Given that the second sentence is saying it's OK to just have a promise of a test case, the wording of the first sentence to require a test case up front seems overly strict. "You should aim to have a public test case ready to share, or at least follow up with one in a reasonable time frame" might be capture it better.


================
Comment at: llvm/docs/DeveloperPolicy.rst:342-346
+* You should have a publicly reproducible test case ready to share.  It is
+  not considered reasonable to revert without at least the promise to produce
+  a public test case in the near term.  We encourage sharing of test cases in
+  commit threads, or in PRs.  We encourage the reverter to minimize the test
+  case and to prune dependencies where practical.
----------------
Reality can sometimes be more complex than this. This is the _ideal_ case, yes. But sometimes it's not that simple, such as:
- A patch increases compile time significantly, which is more difficult to reduce that a plain crasher. Running creduce on a crasher is usually very easy because there's a simple yes/no answer (it crashes or it doesn't), whereas measuring compile time is difficult because the measurements are a lot noisier (maybe when doing an A/B compilation on a reducing test case, the second compile was only slower because something else on the system was busy, and now that reduction is on the wrong path). Sometimes these are infeasible to reduce, to the point where the burden shouldn't necessarily fall on the culprit finder.

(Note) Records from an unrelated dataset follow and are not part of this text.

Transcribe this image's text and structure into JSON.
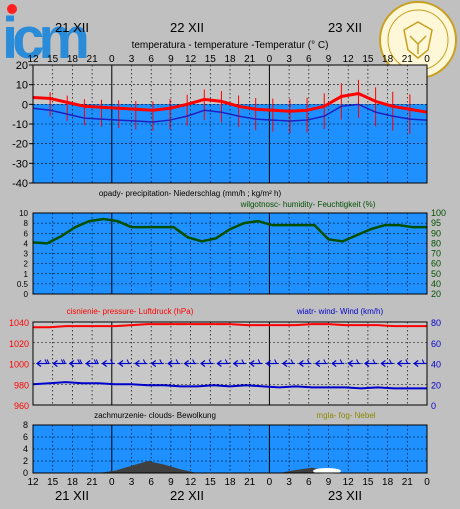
{
  "logo": {
    "text": "icm"
  },
  "days": {
    "top": [
      "21 XII",
      "22 XII",
      "23 XII"
    ],
    "bottom": [
      "21 XII",
      "22 XII",
      "23 XII"
    ]
  },
  "hour_ticks": [
    "12",
    "15",
    "18",
    "21",
    "0",
    "3",
    "6",
    "9",
    "12",
    "15",
    "18",
    "21",
    "0",
    "3",
    "6",
    "9",
    "12",
    "15",
    "18",
    "21",
    "0"
  ],
  "colors": {
    "panel_bg": "#1e90ff",
    "temp_line": "#ff0000",
    "dew_line": "#2020c0",
    "humidity_line": "#005000",
    "pressure_line": "#ff0000",
    "wind_line": "#0000cc",
    "cloud_fill": "#404040"
  },
  "chart_data": [
    {
      "type": "line",
      "title": "temperatura - temperature -Temperatur (° C)",
      "ylim": [
        -40,
        20
      ],
      "y_ticks": [
        "20",
        "10",
        "0",
        "-10",
        "-20",
        "-30",
        "-40"
      ],
      "series": [
        {
          "values": [
            3.5,
            3,
            1,
            -1,
            -1.5,
            -2,
            -2.5,
            -3,
            -2,
            0,
            2.5,
            1.5,
            -1,
            -2.5,
            -3,
            -3.5,
            -3,
            -1,
            4,
            5.5,
            1.5,
            -1,
            -2.5,
            -4
          ]
        },
        {
          "values": [
            -2,
            -3,
            -5,
            -7,
            -7.5,
            -8,
            -8.5,
            -9,
            -8,
            -6,
            -3,
            -4,
            -6,
            -7.5,
            -8,
            -8.5,
            -8,
            -6,
            -1,
            0,
            -4,
            -6,
            -7.5,
            -8
          ]
        }
      ]
    },
    {
      "type": "line",
      "title": "opady- precipitation- Niederschlag (mm/h ; kg/m² h)",
      "right_title": "wilgotnosc- humidity- Feuchtigkeit (%)",
      "ylim": [
        0,
        10
      ],
      "y_ticks": [
        "10",
        "8",
        "6",
        "4",
        "3",
        "2",
        "1",
        "0.5",
        "0"
      ],
      "y2lim": [
        20,
        100
      ],
      "y2_ticks": [
        "100",
        "95",
        "90",
        "80",
        "70",
        "60",
        "50",
        "40",
        "20"
      ],
      "series": [
        {
          "values": [
            81,
            80,
            87,
            93,
            96,
            97,
            96,
            93,
            93,
            93,
            93,
            86,
            82,
            85,
            92,
            95,
            96,
            94,
            94,
            94,
            94,
            84,
            82,
            88,
            92,
            94,
            94,
            93,
            93
          ]
        }
      ]
    },
    {
      "type": "line",
      "title": "cisnienie- pressure- Luftdruck (hPa)",
      "right_title": "wiatr- wind- Wind (km/h)",
      "ylim": [
        960,
        1040
      ],
      "y_ticks": [
        "1040",
        "1020",
        "1000",
        "980",
        "960"
      ],
      "y2lim": [
        0,
        80
      ],
      "y2_ticks": [
        "80",
        "60",
        "40",
        "20",
        "0"
      ],
      "series": [
        {
          "values": [
            1035,
            1035,
            1036,
            1036,
            1036,
            1036,
            1037,
            1038,
            1038,
            1038,
            1038,
            1038,
            1038,
            1037,
            1037,
            1037,
            1037,
            1038,
            1038,
            1037,
            1037,
            1037,
            1036,
            1036,
            1036
          ]
        },
        {
          "values": [
            20,
            21,
            22,
            21,
            21,
            20,
            20,
            19,
            19,
            18,
            18,
            19,
            18,
            19,
            18,
            17,
            18,
            17,
            17,
            17,
            16,
            17,
            16,
            16,
            16
          ]
        }
      ]
    },
    {
      "type": "area",
      "title": "zachmurzenie- clouds- Bewolkung",
      "right_title": "mgla- fog- Nebel",
      "ylim": [
        0,
        8
      ],
      "y_ticks": [
        "8",
        "6",
        "4",
        "2",
        "0"
      ],
      "series": [
        {
          "values": [
            0,
            0,
            0,
            0,
            0,
            0.4,
            1.2,
            2.0,
            1.4,
            0.6,
            0,
            0,
            0,
            0,
            0,
            0,
            0.5,
            0.9,
            0.3,
            0,
            0,
            0,
            0,
            0,
            0
          ]
        }
      ]
    }
  ]
}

Some cases where "near term" may be challenging to meet, depending on how long "near" is interpreted:
- A patch introduces a miscompile, which requires reducing a large test (with hundreds/thousands of dependencies) to a small example, and is not as easily reducible.
- A patch introduces a test failure, and it can take a while to figure out if it's a miscompile, or if it's just buggy code that happened to work "correctly" prior to the change

Some other cases where this may not even make sense:
- If I've committed something that requires certain platforms, a test case may not even be useful to me at all -- e.g. I don't have a Windows machine, so I can't reproduce anything specific to that. I would rather just have some hint as to what went wrong (e.g. a stack trace) and an open line of communication with whoever is broken so I can say "does this patch fix your bug?"

I don't know that we need to enumerate every possibility, but we should clarify that this is an ideal, but maybe not a hard requirement.